Perceptual difficulty is sometimes used to manipulate selective attention. However, these two factors are logically distinct. Selective attention is defined by priority given to specific stimuli ...based on their behavioral relevance, whereas perceptual difficulty is often determined by perceptual demands required to discriminate relevant stimuli. That said, both perceptual difficulty and selective attention are thought to modulate the gain of neural responses in early sensory areas. Previous studies found that selectively attending to a stimulus or increasing perceptual difficulty enhanced the gain of neurons in visual cortex. However, some other studies suggest that perceptual difficulty can have either a null or even reversed effect on gain modulations in visual cortex. According to Yerkes-Dodson's Law, it is possible that this discrepancy arises because of an interaction between perceptual difficulty and attentional gain modulations yielding a nonlinear inverted-U function. Here, we used EEG to measure modulations in the visual cortex of male and female human participants performing an attention-cueing task where we systematically manipulated perceptual difficulty across blocks of trials. The behavioral and neural data implicate a nonlinear inverted-U relationship between selective attention and perceptual difficulty: a focused-attention cue led to larger response gain in both neural and behavioral data at intermediate difficulty levels compared with when the task was more or less difficult. Moreover, difficulty-related changes in attentional gain positively correlated with those predicted by quantitative modeling of the behavioral data. These findings suggest that perceptual difficulty mediates attention-related changes in perceptual performance via selective neural modulations in human visual cortex.

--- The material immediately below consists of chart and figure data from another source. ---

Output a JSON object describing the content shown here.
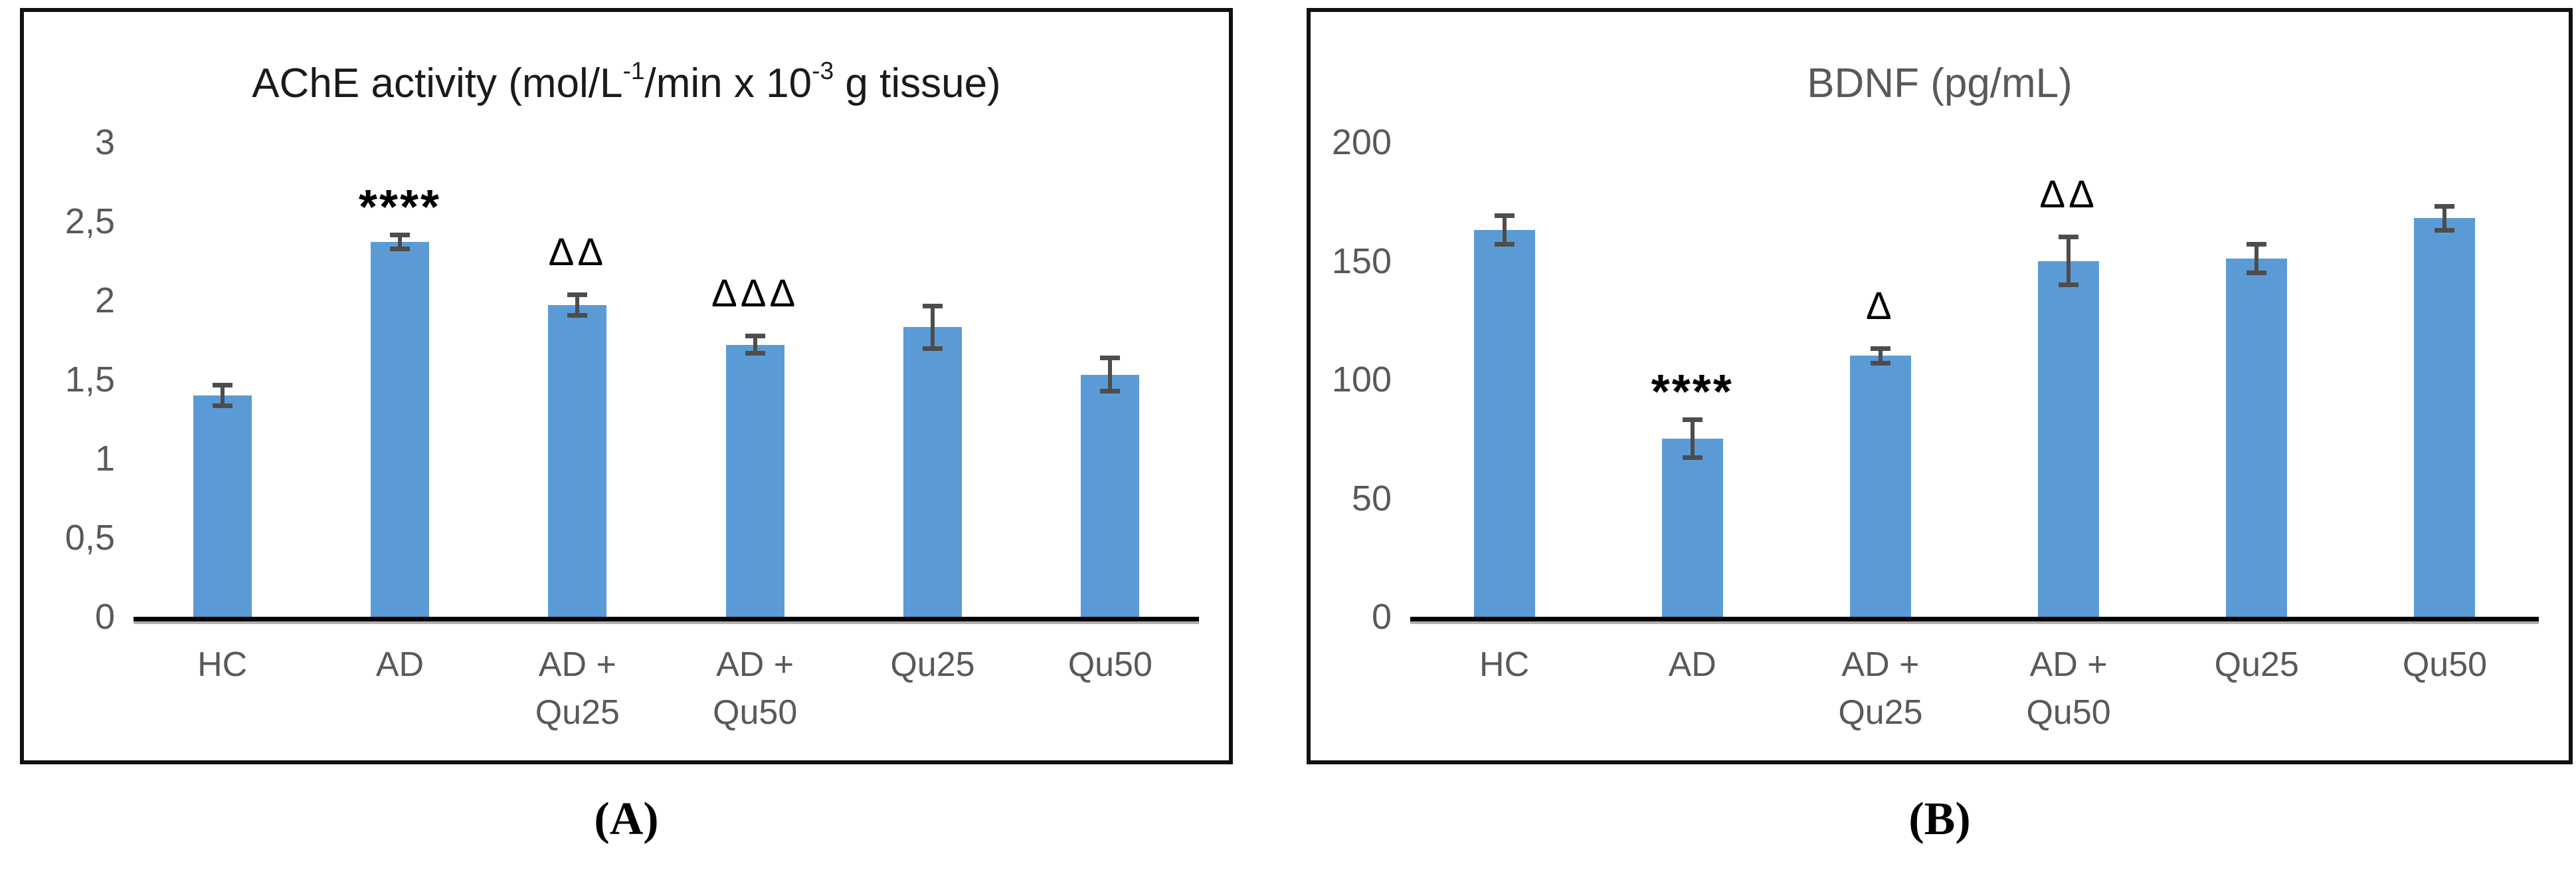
{
  "figure": {
    "background": "#ffffff",
    "panel_border_color": "#111111"
  },
  "colors": {
    "bar_fill": "#5b9bd5",
    "error_bar": "#4d4d4d",
    "axis_line": "#000000",
    "tick_label": "#595959",
    "title_a": "#1a1a1a",
    "title_b": "#595959",
    "annotation": "#000000"
  },
  "captions": {
    "a": "(A)",
    "b": "(B)"
  },
  "chart_data": [
    {
      "type": "bar",
      "panel": "A",
      "title": "AChE activity (mol/L-1/min x 10-3 g tissue)",
      "title_parts": [
        {
          "text": "AChE activity (mol/L"
        },
        {
          "text": "-1",
          "sup": true
        },
        {
          "text": "/min x 10"
        },
        {
          "text": "-3",
          "sup": true
        },
        {
          "text": " g tissue)"
        }
      ],
      "xlabel": "",
      "ylabel": "",
      "ylim": [
        0,
        3
      ],
      "grid": false,
      "legend": "none",
      "decimal_separator": ",",
      "yticks": [
        {
          "value": 0,
          "label": "0"
        },
        {
          "value": 0.5,
          "label": "0,5"
        },
        {
          "value": 1,
          "label": "1"
        },
        {
          "value": 1.5,
          "label": "1,5"
        },
        {
          "value": 2,
          "label": "2"
        },
        {
          "value": 2.5,
          "label": "2,5"
        },
        {
          "value": 3,
          "label": "3"
        }
      ],
      "categories": [
        "HC",
        "AD",
        "AD + Qu25",
        "AD + Qu50",
        "Qu25",
        "Qu50"
      ],
      "category_label_lines": [
        [
          "HC"
        ],
        [
          "AD"
        ],
        [
          "AD +",
          "Qu25"
        ],
        [
          "AD +",
          "Qu50"
        ],
        [
          "Qu25"
        ],
        [
          "Qu50"
        ]
      ],
      "values": [
        1.4,
        2.37,
        1.97,
        1.72,
        1.83,
        1.53
      ],
      "errors": [
        0.08,
        0.06,
        0.08,
        0.07,
        0.15,
        0.12
      ],
      "annotations": [
        "",
        "****",
        "ΔΔ",
        "ΔΔΔ",
        "",
        ""
      ]
    },
    {
      "type": "bar",
      "panel": "B",
      "title": "BDNF (pg/mL)",
      "xlabel": "",
      "ylabel": "",
      "ylim": [
        0,
        200
      ],
      "grid": false,
      "legend": "none",
      "yticks": [
        {
          "value": 0,
          "label": "0"
        },
        {
          "value": 50,
          "label": "50"
        },
        {
          "value": 100,
          "label": "100"
        },
        {
          "value": 150,
          "label": "150"
        },
        {
          "value": 200,
          "label": "200"
        }
      ],
      "categories": [
        "HC",
        "AD",
        "AD + Qu25",
        "AD + Qu50",
        "Qu25",
        "Qu50"
      ],
      "category_label_lines": [
        [
          "HC"
        ],
        [
          "AD"
        ],
        [
          "AD +",
          "Qu25"
        ],
        [
          "AD +",
          "Qu50"
        ],
        [
          "Qu25"
        ],
        [
          "Qu50"
        ]
      ],
      "values": [
        163,
        75,
        110,
        150,
        151,
        168
      ],
      "errors": [
        7,
        9,
        4,
        11,
        7,
        6
      ],
      "annotations": [
        "",
        "****",
        "Δ",
        "ΔΔ",
        "",
        ""
      ]
    }
  ]
}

Both perceptual difficulty and selective attention are thought to influence perceptual performance by modulating response gain in early sensory areas. That said, less is known about how selective attention interacts with perceptual difficulty. Here, we measured neural gain modulations in the visual cortex of human participants performing an attention-cueing task where perceptual difficulty was systematically manipulated. Consistent with Yerkes-Dodson's Law, our behavioral and neural data implicate a nonlinear inverted-U relationship between selective attention and perceptual difficulty. These results suggest that perceptual difficulty mediates attention-related changes in perceptual performance via selective neural modulations in visual cortex, extending our understanding of the attentional operation under different levels of perceptual demands.